The most exciting phrase to hear in science, the one that heralds the most discoveries, is not “Eureka!” (I found it!) but “That’s funny…”
― Isaac Asimov
A popular theoretical framework in my field, developmental psychology, compares children to scientists. Alison Gopnik first championed the view that children, like scientists, have theories about the world, and test and revise those theories through their everyday behavior. “A theory, in science or in everyday life, doesn’t just describe one particular way the world happens to be at the moment,” Gopnik wrote in a 2005 Slate article. “Instead, having a theory tells you about the ways the world could have been in the past or might be in the future.”
Children have been observed experimenting by repeating the same intervention many times – for instance, in many of Gopnik’s studies, children place blocks on a “magical machine” to determine which ones make the machine light up and play music. It seems from these repetitions that children want to be sure what they’re observing isn’t a one-off fluke, but a real causal effect in the world. Children study the results of their interventions, and revise their theories if there’s a new result that contradicts their previous theory. This is, in theory, what scientists do to test our theories as well — except it seems that preschoolers have bested us in the process of repeating interventions to check our work.
Replicating a study seems easy enough, but the time and effort involved in replicating even your own work can be quite costly. In most STEM circles, a research group that finds a significant result would be crazy not to publish it as quickly as possible, lest someone else beats them to the punch. Additionally, there is no incentive to replicate, since journals typically seek out new results for publication. In theory, this is a good thing – we want original findings to make progress in science – but publishing norms have taken this to an extreme. A 2007 study by Daniele Fanelli found that 86% of publications are positive results (up 22% from 1990).
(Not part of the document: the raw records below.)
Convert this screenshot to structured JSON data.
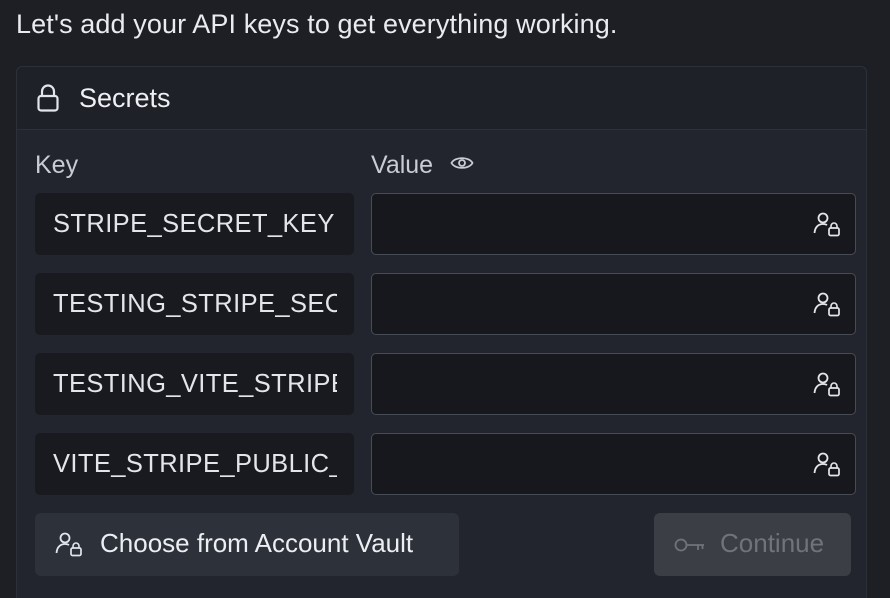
{
  "intro_text": "Let's add your API keys to get everything working.",
  "secrets_card": {
    "title": "Secrets",
    "title_icon": "lock-icon",
    "columns": {
      "key_label": "Key",
      "value_label": "Value",
      "value_icon": "eye-icon"
    },
    "rows": [
      {
        "key": "STRIPE_SECRET_KEY",
        "value": "",
        "vault_icon": "user-lock-icon"
      },
      {
        "key": "TESTING_STRIPE_SECRET_KEY",
        "value": "",
        "vault_icon": "user-lock-icon"
      },
      {
        "key": "TESTING_VITE_STRIPE_PUBLIC_KEY",
        "value": "",
        "vault_icon": "user-lock-icon"
      },
      {
        "key": "VITE_STRIPE_PUBLIC_KEY",
        "value": "",
        "vault_icon": "user-lock-icon"
      }
    ],
    "vault_button_label": "Choose from Account Vault",
    "continue_button_label": "Continue",
    "continue_disabled": true
  },
  "colors": {
    "page_bg": "#1d1f25",
    "card_bg": "#22252d",
    "key_field_bg": "#181a20",
    "value_field_border": "#474b55",
    "disabled_button_bg": "#3b3e45",
    "disabled_text": "#6f737b"
  }
}
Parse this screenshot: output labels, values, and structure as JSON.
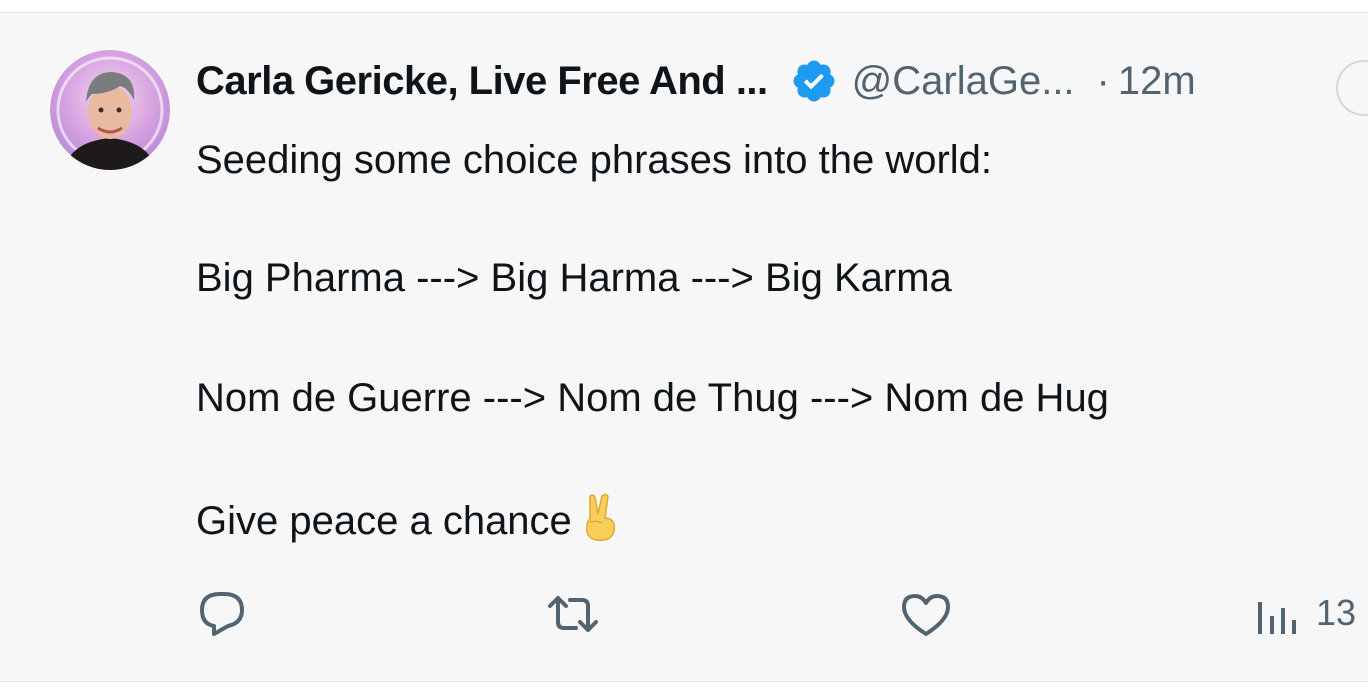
{
  "post": {
    "author_name": "Carla Gericke, Live Free And ...",
    "handle": "@CarlaGe...",
    "separator": "·",
    "time": "12m",
    "lines": [
      "Seeding some choice phrases into the world:",
      "Big Pharma ---> Big Harma ---> Big Karma",
      "Nom de Guerre ---> Nom de Thug ---> Nom de Hug",
      "Give peace a chance"
    ],
    "emoji": "victory-hand",
    "views": "13"
  },
  "icons": [
    "avatar",
    "verified-badge-icon",
    "reply-icon",
    "retweet-icon",
    "like-icon",
    "views-icon",
    "victory-hand-icon"
  ],
  "colors": {
    "background": "#f7f7f7",
    "text": "#0f1419",
    "muted": "#536471",
    "verified": "#1d9bf0"
  }
}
The disincentives for replicating are usually enough for researchers to steer clear of it, but the few who try are in for more hurdles. In order to replicate a study, one needs to know how the original study was done. As journal articles are skewing shorter, methods sections may provide less information, giving the reader only a basic idea of a study’s procedure. In many studies, effects could be due in part to small details, like the exact wording an experimenter uses, or even the color of the walls of the testing room. To probe the strength of an effect, we need to play with these variables to see how they affect the results. In the discussion surrounding the replicability of psychologist John Bargh’s studies, fellow psychologist Daniel Kahneman likened the small details in experiments to “the direction of a theatre performance,” and suggested that perhaps the reason why Bargh’s studies weren’t replicating were because Bargh just “has a knack that not all of us have”.
Researchers are humans, and we’re subject to the same biases as everyone else, despite our meticulous training in objectivity. There are many points in the process of publishing a study where human bias can lead to a portrait of the world that is less than accurate. For instance, when psychologists Stéphane Doyen and colleagues tried to replicate John Bargh’s famous result that priming participants with “old” words led to slower walking, they found that the experimenters’ unconscious bias in timing participants’ walking speed could have exaggerated the original findings.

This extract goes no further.